Dove lavorava l’Avelli prima di stabilirsi a Urbino nel 1530?  Probabilmente all’interno del Ducato, e qui deve aver fatto il suo apprendistato, poiché dipinge e colora come i pittori di maioliche urbinati e durantini. In questa fase precoce è possibile che egli si spostasse da un centro all’altro, e che attorno al 1528-29 frequentasse la bottega di Giorgio Andreoli a Gubbio. Fra tutti i pittori di istoriati, infatti, Francesco è quello che con più continuità utilizza il lustro di tipo eugubino, e questo sembra indicare una consuetudine e dei rapporti amichevoli con gli Andreoli, che permangono anche quando ormai il pittore ha fatto di Urbino la propria residenza. Nel 1531, su alcuni suoi piatti istoriati compare la scritta in Urbino, e tuttavia recano il lustro di Gubbio. In proposito, il Mallet segnalò per primo un fatto curioso: sugli esemplari firmati  “in Urbino” dal 1531 al ’33 i racemi a lustro sul retro sembrano voler coprire intenzionalmente sia  il nome dell’ Avelli che quello della città, come se Maestro Giorgio, che in precedenza era stato l’unico a siglare le opere dell’Avelli, fosse irritato da questa manifestazione di orgoglio e indipendenza[8]. In seguito il fenomeno cessa, e il lustro non si sovrappone più alla scritta in blu. Chi applicava il lustro sulle opere urbinati dell’Avelli? C’è da credere, come avveniva un tempo, che il vasellame venisse trasportato a Gubbio presso la bottega Andreoli per venirvi lustrato? Noi riteniamo che nella stessa Urbino vi fosse una specie di succursale, gestita da uno dei figli di Maestro Giorgio, Vincenzo. A riprova, a partire dal 1532 quasi tutte le opere a lustro dell’Avelli sono contrassegnate dalla lettera N, che si ritiene il monogramma di Vincenzo Andreoli. Questi nel 1538 affittò la bottega di Nicola da Urbino, morto da poco, e il 13 marzo 1544 acquisì la cittadinanza urbinate[9]. Ancora nel 1546 troviamo tracce di Vincenzo a Urbino, quale testimone il 22 febbraio di un atto notarile, nel quale viene definito abitante di Urbino (incola Urbini). Il 2 febbraio dell’anno successivo però egli appare definitivamente rientrato a Gubbio, e regola formalmente i rapporti col fratello nella gestione della bottega paterna[10]. In coincidenza, il lustro sembra esaurirsi lentamente a Urbino.  

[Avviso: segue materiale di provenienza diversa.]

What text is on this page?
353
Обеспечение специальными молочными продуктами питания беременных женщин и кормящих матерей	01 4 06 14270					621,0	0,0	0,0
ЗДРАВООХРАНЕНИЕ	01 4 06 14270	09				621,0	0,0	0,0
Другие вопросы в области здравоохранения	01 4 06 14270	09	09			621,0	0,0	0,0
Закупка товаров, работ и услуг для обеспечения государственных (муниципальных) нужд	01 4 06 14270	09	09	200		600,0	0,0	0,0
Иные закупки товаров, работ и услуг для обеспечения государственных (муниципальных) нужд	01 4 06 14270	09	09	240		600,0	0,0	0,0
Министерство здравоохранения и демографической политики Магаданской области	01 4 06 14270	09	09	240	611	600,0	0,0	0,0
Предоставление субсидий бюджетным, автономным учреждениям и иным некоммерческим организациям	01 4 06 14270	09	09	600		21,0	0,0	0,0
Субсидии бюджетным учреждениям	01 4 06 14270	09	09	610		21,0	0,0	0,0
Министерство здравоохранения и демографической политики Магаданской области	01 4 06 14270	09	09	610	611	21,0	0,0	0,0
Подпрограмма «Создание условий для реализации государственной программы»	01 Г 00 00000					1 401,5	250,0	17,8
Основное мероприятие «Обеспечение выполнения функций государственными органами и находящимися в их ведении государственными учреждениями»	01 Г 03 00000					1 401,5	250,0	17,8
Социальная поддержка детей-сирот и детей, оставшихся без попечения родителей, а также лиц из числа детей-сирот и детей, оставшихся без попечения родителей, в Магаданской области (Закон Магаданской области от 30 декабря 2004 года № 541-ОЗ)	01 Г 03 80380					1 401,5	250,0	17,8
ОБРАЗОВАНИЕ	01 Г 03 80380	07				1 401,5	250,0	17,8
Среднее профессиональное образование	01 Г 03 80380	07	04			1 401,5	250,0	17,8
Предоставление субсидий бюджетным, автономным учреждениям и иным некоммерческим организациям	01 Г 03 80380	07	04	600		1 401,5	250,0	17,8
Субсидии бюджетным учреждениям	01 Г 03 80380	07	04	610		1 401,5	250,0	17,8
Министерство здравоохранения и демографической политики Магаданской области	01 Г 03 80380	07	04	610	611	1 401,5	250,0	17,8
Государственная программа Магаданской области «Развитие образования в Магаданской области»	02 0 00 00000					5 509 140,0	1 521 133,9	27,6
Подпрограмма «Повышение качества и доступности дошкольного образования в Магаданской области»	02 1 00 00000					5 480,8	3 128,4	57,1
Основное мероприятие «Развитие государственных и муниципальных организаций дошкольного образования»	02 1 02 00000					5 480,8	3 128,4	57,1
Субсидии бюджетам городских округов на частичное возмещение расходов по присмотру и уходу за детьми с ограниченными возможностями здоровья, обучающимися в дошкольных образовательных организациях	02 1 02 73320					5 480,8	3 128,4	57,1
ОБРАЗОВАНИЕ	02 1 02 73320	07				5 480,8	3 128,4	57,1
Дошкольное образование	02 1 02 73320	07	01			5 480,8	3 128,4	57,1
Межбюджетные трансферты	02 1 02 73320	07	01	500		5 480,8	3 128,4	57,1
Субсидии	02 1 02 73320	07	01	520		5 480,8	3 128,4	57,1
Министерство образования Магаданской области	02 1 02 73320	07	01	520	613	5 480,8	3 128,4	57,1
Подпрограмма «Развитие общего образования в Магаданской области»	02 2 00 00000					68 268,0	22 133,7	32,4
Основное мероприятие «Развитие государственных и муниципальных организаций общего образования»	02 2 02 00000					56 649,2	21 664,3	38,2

Menzionato nei documenti fra il 1523 e il 1564, Guido di Merlino fu anch’egli un importante maiolicaro, specializzato in istoriati con soggetti tratti dalla mitologia classica: almeno tredici opere menzionano la sua bottega[11], situata nel quartiere di San Polo, a sud del Palazzo Ducale, che vendette al nipote Maestro Baldo di Simone nel 1555[12]. I pittori impiegati presso di lui furono almeno quattro, fra cui  Francesco di Berardino, originario di Casteldurante .  Questi lavorò soprattutto fra il 1544 e il 45, firmandosi Francesco Durantino. Dal 1547 fino alla fine del 1556 gestì una fornace a Montebagnolo, presso Perugia, il cui proprietario Matteo Lang sembra facesse affari con gli incaricati papali per la costruzione della Rocca Paolina. Di questa trasferta umbra rimangono alcuni grandi rinfrescatoi ovali e una coppa su basso piede con Apollo che  scortica Marsia nel British Museum di Londra[13]. In seguito Francesco non pare tornasse a Urbino: nel 1566 un Francesco Di Bernardino di Casteldurante si trova a Roma, menzionato in un documento quale vascellarius seu fornaciarius et fabricator vasorum assieme al figlio Giovanni Antonio[14]. La sua attività continuò dunque a Roma, dove nel 1575 vendette la bottega ad Angelo Picchi, anch’egli originario di Casteldurante. 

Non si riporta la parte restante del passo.